Ici, c'est facile. L'office du tourisme a tout prévu. Des «Rebus Tours» sont organisés pour les innombrables fans de John Rebus, le limier rageur et buveur imaginé par l'Ecossais Ian Rankin. Marginal toujours en guerre contre sa hiérarchie, insomniaque et dépressif, fan de Dostoïevski, Rebus est aussi un rocker très pointu, à l'image de son auteur, qui fut chanteur du groupe punk The Dancing Pigs. Quinze romans racontent les aventures de ce grand marcheur qui ne cesse d'arpenter une ville à la beauté ténébreuse, pétrie d'histoires insolites et sanglantes, magnifiquement racontées par un grand styliste.

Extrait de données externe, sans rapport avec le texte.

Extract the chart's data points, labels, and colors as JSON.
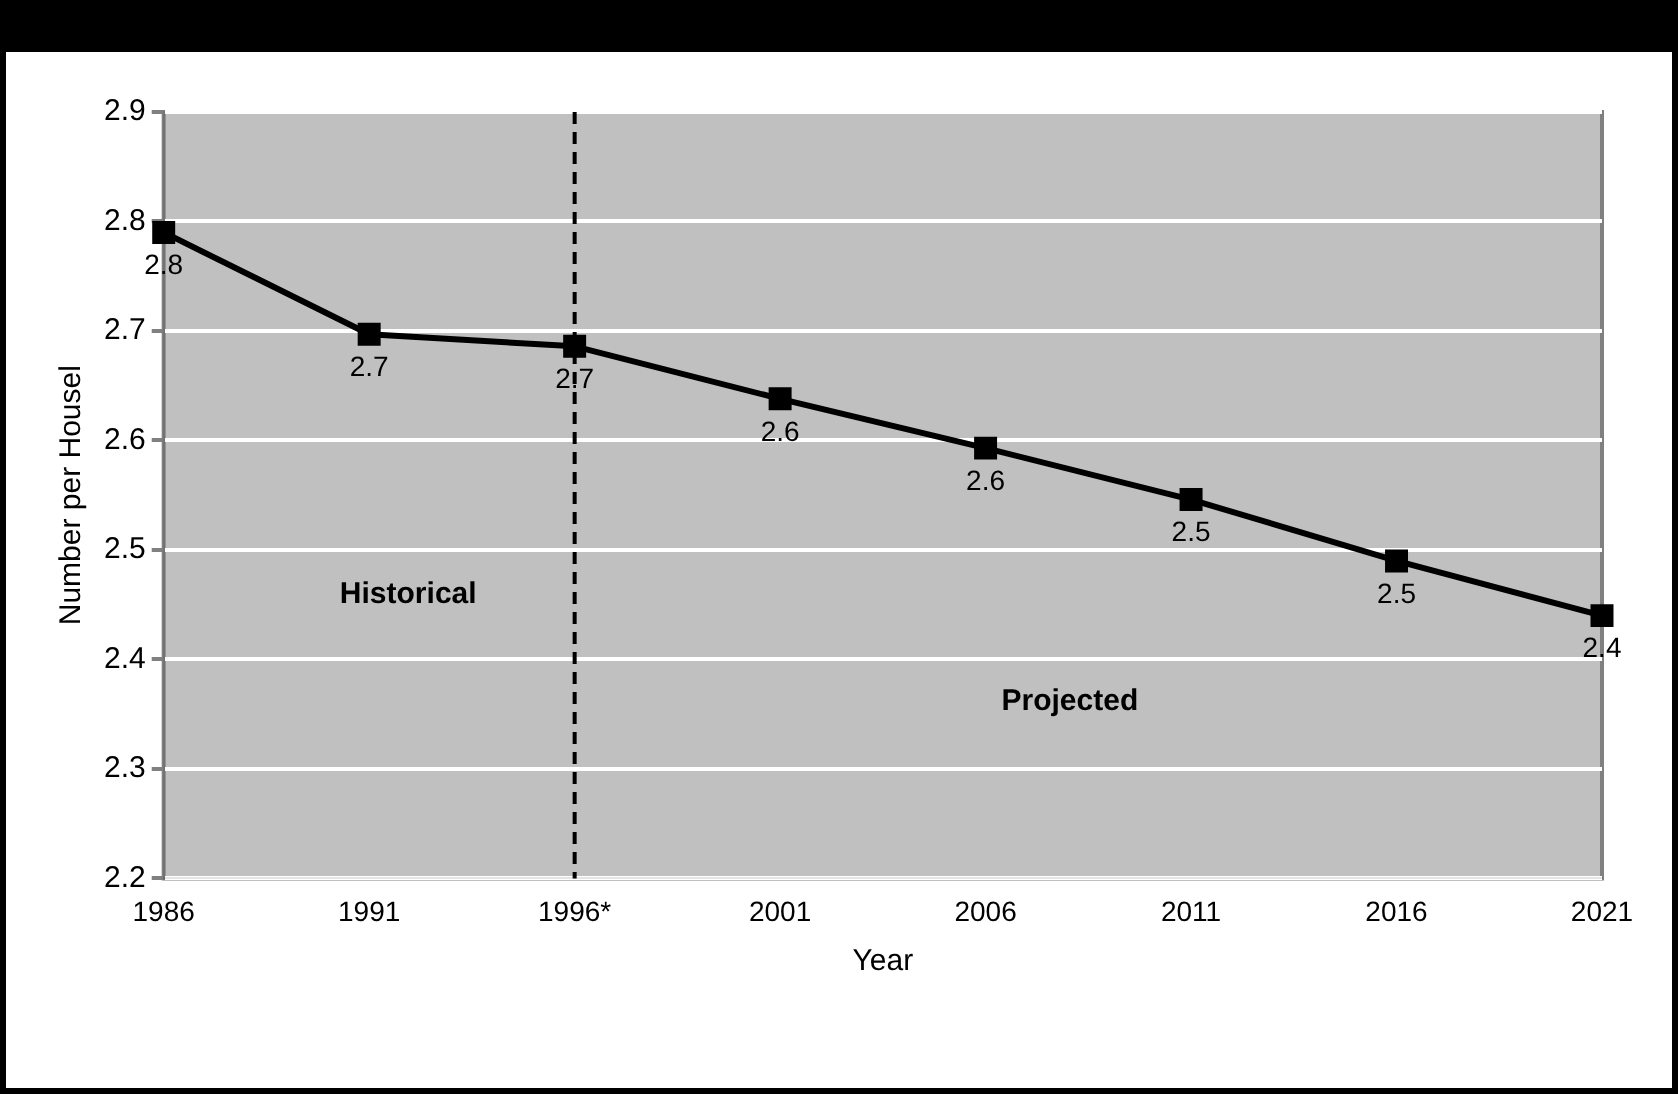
{
  "chart_data": {
    "type": "line",
    "xlabel": "Year",
    "ylabel": "Number per Housel",
    "categories": [
      "1986",
      "1991",
      "1996*",
      "2001",
      "2006",
      "2011",
      "2016",
      "2021"
    ],
    "series": [
      {
        "color": "#000000",
        "values": [
          2.79,
          2.697,
          2.686,
          2.638,
          2.593,
          2.546,
          2.49,
          2.44
        ],
        "value_labels": [
          "2.8",
          "2.7",
          "2.7",
          "2.6",
          "2.6",
          "2.5",
          "2.5",
          "2.4"
        ]
      }
    ],
    "ylim": [
      2.2,
      2.9
    ],
    "yticks": [
      2.2,
      2.3,
      2.4,
      2.5,
      2.6,
      2.7,
      2.8,
      2.9
    ],
    "grid": "y",
    "legend": false,
    "marker": "square",
    "line_style": "solid",
    "ref_lines": [
      {
        "axis": "x",
        "value": "1996*",
        "color": "#000000",
        "line_style": "dashed"
      }
    ],
    "annotations": [
      "Historical",
      "Projected"
    ]
  }
}
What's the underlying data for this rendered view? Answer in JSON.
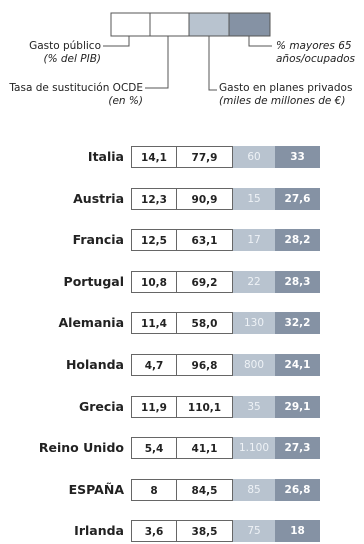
{
  "legend": {
    "public_spending_label": "Gasto público",
    "public_spending_unit": "(% del PIB)",
    "replacement_rate_label": "Tasa de sustitución OCDE",
    "replacement_rate_unit": "(en %)",
    "private_plans_label": "Gasto en planes privados",
    "private_plans_unit": "(miles de millones de €)",
    "over65_label": "% mayores 65",
    "over65_unit": "años/ocupados"
  },
  "colors": {
    "public_spending": "#ffffff",
    "replacement_rate": "#ffffff",
    "private_plans": "#b8c3cf",
    "over65": "#8592a4"
  },
  "chart_data": {
    "type": "table",
    "columns": [
      "Gasto público (% del PIB)",
      "Tasa de sustitución OCDE (en %)",
      "Gasto en planes privados (miles de millones de €)",
      "% mayores 65 años/ocupados"
    ],
    "rows": [
      {
        "country": "Italia",
        "values": [
          "14,1",
          "77,9",
          "60",
          "33"
        ]
      },
      {
        "country": "Austria",
        "values": [
          "12,3",
          "90,9",
          "15",
          "27,6"
        ]
      },
      {
        "country": "Francia",
        "values": [
          "12,5",
          "63,1",
          "17",
          "28,2"
        ]
      },
      {
        "country": "Portugal",
        "values": [
          "10,8",
          "69,2",
          "22",
          "28,3"
        ]
      },
      {
        "country": "Alemania",
        "values": [
          "11,4",
          "58,0",
          "130",
          "32,2"
        ]
      },
      {
        "country": "Holanda",
        "values": [
          "4,7",
          "96,8",
          "800",
          "24,1"
        ]
      },
      {
        "country": "Grecia",
        "values": [
          "11,9",
          "110,1",
          "35",
          "29,1"
        ]
      },
      {
        "country": "Reino Unido",
        "values": [
          "5,4",
          "41,1",
          "1.100",
          "27,3"
        ]
      },
      {
        "country": "ESPAÑA",
        "values": [
          "8",
          "84,5",
          "85",
          "26,8"
        ]
      },
      {
        "country": "Irlanda",
        "values": [
          "3,6",
          "38,5",
          "75",
          "18"
        ]
      }
    ]
  }
}
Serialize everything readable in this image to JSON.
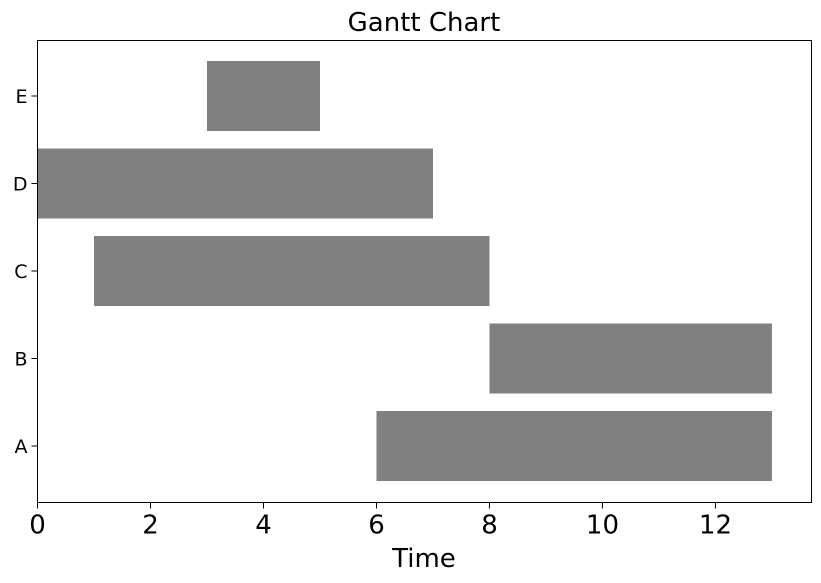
{
  "chart_data": {
    "type": "bar",
    "orientation": "horizontal",
    "title": "Gantt Chart",
    "xlabel": "Time",
    "ylabel": "",
    "xlim": [
      0,
      13.7
    ],
    "xticks": [
      0,
      2,
      4,
      6,
      8,
      10,
      12
    ],
    "categories": [
      "A",
      "B",
      "C",
      "D",
      "E"
    ],
    "tasks": [
      {
        "name": "A",
        "start": 6,
        "end": 13
      },
      {
        "name": "B",
        "start": 8,
        "end": 13
      },
      {
        "name": "C",
        "start": 1,
        "end": 8
      },
      {
        "name": "D",
        "start": 0,
        "end": 7
      },
      {
        "name": "E",
        "start": 3,
        "end": 5
      }
    ],
    "bar_color": "#808080",
    "grid": false,
    "legend": "none"
  }
}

Quelques titres de Ian Rankin: L'étrangleur d'Edimbourg (Livre de Poche), Du fond des ténèbres, La colline des chagrins (Le Masque).

- Moscou

Inutile de demander l'inspectrice Alexandra Marinina dans un commissariat moscovite, il y a longtemps qu'elle a quitté la Brigade criminelle pour l'activité plus lucrative d'écrivaine à plein-temps. Ses polars se vendent à des millions d'exemplaires au pays d'Eltsine et Poutine, chamboulé par son rapide passage au capitalisme mafieux. Anastasia Kamenskaïa, robuste enquêtrice, entraîne le lecteur dans une réalité glauque. Marinina écrit vite - à la tronçonneuse, prétendent les mauvaises langues - mais ses thrillers sont habilement construits, ses personnages attachants, ses noires intrigues terriblement crédibles.

Quelques titres d'Alexandra Marinina: Ne gênez pas le bourreau, Je suis mort hier, Le styliste (Seuil).

- Vigàta

Inutile de chercher Vigàta sur une carte de Sicile, la ville est imaginaire. Mais dans l'île tout le monde connaît Montalbano, le ronchonnant commissaire campé par Andrea Camilleri, conteur hors pair dont la langue truffée de régionalismes est des plus savoureuses. Les polars de Camilleri explorent les liens complexes tissés entre le passé et le présent d'une société qui a du mal à vivre avec son histoire récente. Avec humour et nonchalance, mais sans oublier de vivre, donc de bien manger, Montalbano louvoie entre les pouvoirs tant officiels qu'officieux pour amener un peu plus de justice en ce bas monde - mais à sa manière, plutôt libertaire.

Quelques titres d'Andrea Camilleri: Le voleur de goûter, Chien de faïence, L'excursion à Tindari (Pocket et Fleuve Noir).